Vitor Nuzzi
A 71ª edição do tradicionalíssimo festival de cinema de San Sebastián, no País Basco, em setembro passado, recebeu 158.194 espectadores, que assistiram 600 projeções de 238 películas, vindas de 58 países. Entre criadores e atores que circularam por ali, a dupla Fernando Trueba e Javier Mariscal apresentou seu segundo trabalho conjunto 13 anos depois da estreia de Chico y Rita. Desta vez, o cineasta e o animador espanhóis exibiram uma película que exaltou a música brasileira e contou uma história cada vez menos lembrada por aqui: a do pianista Tenório Jr. É a história de They Shot the Piano Player (Dispararon al pianista ou Atiraram no pianista), que posteriormente foi exibido no Festival do Rio, em outubro.
Conhecido músico da Bossa Nova, Francisco Tenório Cerqueira Júnior, carioca de Laranjeiras, um bairro tranquilo da zona sul, tinha 34 anos e acompanhava Vinícius e Toquinho durante turnê no teatro Gran Rex, tradicionalíssima casa erguida em 1937, instalada na avenida Corrientes, em Buenos Aires, com capacidade para 3.262 pessoas. Na madrugada de 18 de março de 1976, ele saiu do Hotel Normandie para comprar lanche, cigarros e remédios (as versões variam). Nunca mais foi visto.
Naquela Argentina a seis dias do golpe militar, mas já convulsionada politicamente, ele teria sido confundido com um “terrorista”, sequestrado e levado para a temível Escola Superior de Mecânica da Armada (Esma), conhecido centro de torturas, que hoje abriga o Espacio Memoria y Derechos Humanos. Fica a pouco mais de 1 quilômetro do Monumental de Nuñez, o estádio do River Plate, palco da decisão do Mundial de 1978.
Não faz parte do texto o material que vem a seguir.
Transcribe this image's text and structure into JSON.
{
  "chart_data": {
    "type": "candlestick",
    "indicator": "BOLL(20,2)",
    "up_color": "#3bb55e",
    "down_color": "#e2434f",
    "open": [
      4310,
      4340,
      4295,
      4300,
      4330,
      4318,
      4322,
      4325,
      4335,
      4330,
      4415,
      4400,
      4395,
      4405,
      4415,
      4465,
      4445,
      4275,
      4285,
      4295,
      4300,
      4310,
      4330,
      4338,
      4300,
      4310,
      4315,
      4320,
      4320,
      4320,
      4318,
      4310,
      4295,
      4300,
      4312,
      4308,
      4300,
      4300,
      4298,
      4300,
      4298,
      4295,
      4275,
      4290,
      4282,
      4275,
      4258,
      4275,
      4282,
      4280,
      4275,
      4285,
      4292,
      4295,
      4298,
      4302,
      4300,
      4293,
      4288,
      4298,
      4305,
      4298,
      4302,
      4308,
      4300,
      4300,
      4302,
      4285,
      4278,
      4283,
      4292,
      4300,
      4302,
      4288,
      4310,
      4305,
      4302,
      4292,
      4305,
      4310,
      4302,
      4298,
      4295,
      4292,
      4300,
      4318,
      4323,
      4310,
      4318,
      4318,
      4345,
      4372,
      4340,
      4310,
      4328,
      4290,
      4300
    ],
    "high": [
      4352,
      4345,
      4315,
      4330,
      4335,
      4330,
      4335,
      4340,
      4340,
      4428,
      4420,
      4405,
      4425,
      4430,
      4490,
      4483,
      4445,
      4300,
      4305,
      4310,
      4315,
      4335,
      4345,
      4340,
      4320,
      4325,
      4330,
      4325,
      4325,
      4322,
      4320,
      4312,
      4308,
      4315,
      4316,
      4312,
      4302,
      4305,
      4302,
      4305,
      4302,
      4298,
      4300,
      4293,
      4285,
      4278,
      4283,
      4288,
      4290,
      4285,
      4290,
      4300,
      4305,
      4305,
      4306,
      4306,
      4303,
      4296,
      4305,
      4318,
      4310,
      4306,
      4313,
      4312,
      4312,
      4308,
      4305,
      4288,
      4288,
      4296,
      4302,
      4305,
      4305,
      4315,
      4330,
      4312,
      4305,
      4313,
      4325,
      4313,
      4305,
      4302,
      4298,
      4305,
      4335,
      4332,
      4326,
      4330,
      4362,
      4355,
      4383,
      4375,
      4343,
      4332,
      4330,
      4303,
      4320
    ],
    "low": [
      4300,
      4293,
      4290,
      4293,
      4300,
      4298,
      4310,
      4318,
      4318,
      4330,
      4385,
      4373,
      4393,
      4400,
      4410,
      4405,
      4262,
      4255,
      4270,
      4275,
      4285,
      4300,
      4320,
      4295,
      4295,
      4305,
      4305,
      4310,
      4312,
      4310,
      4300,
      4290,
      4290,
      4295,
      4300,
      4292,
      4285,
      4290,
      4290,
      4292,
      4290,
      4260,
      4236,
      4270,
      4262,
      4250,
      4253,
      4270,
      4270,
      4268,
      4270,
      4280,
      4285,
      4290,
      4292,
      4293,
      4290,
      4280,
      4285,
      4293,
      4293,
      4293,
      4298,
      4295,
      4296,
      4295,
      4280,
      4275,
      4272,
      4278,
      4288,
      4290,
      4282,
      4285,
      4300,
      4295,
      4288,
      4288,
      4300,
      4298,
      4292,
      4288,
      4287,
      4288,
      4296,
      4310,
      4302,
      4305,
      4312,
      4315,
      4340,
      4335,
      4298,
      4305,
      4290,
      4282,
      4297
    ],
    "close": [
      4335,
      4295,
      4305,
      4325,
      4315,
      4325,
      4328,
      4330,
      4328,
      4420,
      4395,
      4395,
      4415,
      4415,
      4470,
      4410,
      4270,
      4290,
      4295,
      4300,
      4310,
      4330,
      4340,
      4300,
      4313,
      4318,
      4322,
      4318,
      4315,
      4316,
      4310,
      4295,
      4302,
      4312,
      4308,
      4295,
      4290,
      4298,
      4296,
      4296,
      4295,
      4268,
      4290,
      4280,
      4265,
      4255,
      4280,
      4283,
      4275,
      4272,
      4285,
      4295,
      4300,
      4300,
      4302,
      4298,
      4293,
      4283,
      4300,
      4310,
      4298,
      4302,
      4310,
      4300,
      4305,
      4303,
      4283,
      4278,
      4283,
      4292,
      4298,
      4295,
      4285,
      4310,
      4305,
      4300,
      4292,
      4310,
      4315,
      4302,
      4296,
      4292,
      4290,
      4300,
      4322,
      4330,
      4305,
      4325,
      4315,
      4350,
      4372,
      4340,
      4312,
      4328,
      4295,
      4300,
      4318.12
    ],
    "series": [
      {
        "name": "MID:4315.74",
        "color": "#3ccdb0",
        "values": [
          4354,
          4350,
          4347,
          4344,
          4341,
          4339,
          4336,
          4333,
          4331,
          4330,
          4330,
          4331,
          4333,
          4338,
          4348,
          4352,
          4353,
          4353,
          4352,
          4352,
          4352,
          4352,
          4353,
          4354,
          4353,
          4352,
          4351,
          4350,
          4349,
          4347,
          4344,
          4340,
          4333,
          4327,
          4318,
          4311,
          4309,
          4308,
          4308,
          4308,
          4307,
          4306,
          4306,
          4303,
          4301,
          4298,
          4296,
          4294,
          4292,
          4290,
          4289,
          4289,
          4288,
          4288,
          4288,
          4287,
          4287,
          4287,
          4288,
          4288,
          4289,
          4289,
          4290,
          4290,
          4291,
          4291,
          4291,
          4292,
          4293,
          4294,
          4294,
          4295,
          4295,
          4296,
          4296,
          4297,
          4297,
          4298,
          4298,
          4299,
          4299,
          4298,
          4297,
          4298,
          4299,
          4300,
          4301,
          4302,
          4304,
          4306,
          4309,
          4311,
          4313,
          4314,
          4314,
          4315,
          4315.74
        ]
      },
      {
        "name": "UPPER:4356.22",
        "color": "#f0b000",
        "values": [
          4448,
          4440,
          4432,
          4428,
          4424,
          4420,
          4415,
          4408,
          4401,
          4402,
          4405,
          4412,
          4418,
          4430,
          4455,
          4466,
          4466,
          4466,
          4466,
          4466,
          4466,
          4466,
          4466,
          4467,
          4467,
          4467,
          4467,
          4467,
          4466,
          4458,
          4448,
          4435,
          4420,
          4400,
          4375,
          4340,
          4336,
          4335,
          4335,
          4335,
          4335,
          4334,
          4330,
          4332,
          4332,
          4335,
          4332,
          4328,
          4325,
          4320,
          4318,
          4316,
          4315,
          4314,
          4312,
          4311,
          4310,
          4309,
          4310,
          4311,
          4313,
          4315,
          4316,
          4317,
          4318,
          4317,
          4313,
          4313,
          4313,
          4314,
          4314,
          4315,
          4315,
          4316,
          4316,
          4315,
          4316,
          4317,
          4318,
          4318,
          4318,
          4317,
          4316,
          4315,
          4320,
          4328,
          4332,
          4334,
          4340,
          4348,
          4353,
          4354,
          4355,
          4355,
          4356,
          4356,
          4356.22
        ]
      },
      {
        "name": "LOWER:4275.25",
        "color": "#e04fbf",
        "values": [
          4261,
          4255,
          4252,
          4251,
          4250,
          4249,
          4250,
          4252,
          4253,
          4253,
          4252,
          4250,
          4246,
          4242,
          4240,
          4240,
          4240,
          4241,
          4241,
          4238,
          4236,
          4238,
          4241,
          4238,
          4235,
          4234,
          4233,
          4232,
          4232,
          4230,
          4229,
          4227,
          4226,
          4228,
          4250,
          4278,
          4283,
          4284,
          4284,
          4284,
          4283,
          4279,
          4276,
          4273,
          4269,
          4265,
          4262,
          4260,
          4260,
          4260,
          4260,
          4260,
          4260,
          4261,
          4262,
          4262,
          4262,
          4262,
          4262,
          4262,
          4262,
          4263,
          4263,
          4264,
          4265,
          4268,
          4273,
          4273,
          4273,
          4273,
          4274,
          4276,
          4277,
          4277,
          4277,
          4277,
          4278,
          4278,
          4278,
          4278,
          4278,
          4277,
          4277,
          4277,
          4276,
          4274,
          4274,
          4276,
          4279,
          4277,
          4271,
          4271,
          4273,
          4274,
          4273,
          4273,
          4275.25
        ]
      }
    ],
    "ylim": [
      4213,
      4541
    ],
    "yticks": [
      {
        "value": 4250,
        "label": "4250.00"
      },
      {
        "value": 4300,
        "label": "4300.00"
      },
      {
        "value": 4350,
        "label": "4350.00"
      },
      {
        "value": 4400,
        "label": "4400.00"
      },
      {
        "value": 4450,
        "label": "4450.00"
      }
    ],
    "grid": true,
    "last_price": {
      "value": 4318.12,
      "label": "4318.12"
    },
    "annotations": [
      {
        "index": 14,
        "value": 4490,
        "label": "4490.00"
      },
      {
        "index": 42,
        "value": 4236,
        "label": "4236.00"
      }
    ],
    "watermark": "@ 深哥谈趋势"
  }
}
Ex-diplomata, Vinícius ainda tentou descobrir o paradeiro do músico. Amigos se organizaram no Brasil, também sob ditadura. Carmem, sua mulher, estava grávida do quinto filho. Segundo relatos que surgiram posteriormente, Tenorinho, como também era conhecido, foi torturao e sumariamente executado com um tiro na cabeça, nove dias depois do sequestro. Seu corpo não apareceu até hoje.
Trueba estava no Brasil filmando El milagro de Candeal (2004), sobre um projeto social em Salvador, e levou alguns discos para casa. Surpreendeu-se com um solo de piano e quis saber mais sobre o músico. Nova surpresa: havia pouca informação disponível. O faro de criador o levou justamente a San Sebastián, em 2005, onde era exibido um documentário sobre Vinícius de Moraes. Começava uma pesquisa que o levou a entrevistar 150 pessoas, reunir material e ter a “louca ideia” de fazer uma animação.
Ao apresentar o filme na edição do ano passado, em entrevista coletiva, ele brincou. “Me parecia tão insano que não contei a ninguém, acreditando que em algum momento esqueceria da ideia. Não foi bem assim. Os dias passariam, e a ideia foi me parecendo cada vez mais acertada.” Afinal, com esse recurso ele poderia recriar o pianista desaparecido interagindo com a família ou tocando nos mesmos locais que já não existem. Estava em boas mãos. O veterano Mariscal é também o criador de Cobi, mascote dos Jogos Olímpicos de 1992, realizados em Barcelona.
No filme, Jeff Harris, um jornalista musical dos Estados Unidos, investiga a história de Tenorinho – a voz do personagem é de Jeff Goldblum (de filmes como A Mosca e Jurassic Park). Não foram poucos os entrevistados que choraram, tantas décadas passadas, ao lembrar do colega e amigo. “Me impressionou a ternura com que Milton Nascimento recorda da casa de Tenório no Rio. Cheia de crianças.”
Em 1981, Toquinho e Mutinho compuseram Lembranças, música que faz menção ao episódio.
Pedro seguiu seu caminho
Chico pediu pra ficar
Tenório saiu sozinho na noite
Sumiu, ninguém soube explicar
Não é um filme sobre um desparecido, mas sobre um grande artista, afirma o diretor. Pianista talentoso, Tenorinho tocou com todo mundo. Gravou um único LP, Embalo, há tempos fora de catálogo. Participam do álbum, entre outros, Milton Banana (bateria), Raul de Souza (trombone), Paulo Moura e Hector Costita (sax). Ironicamente, o disco é de 1964, o ano do golpe.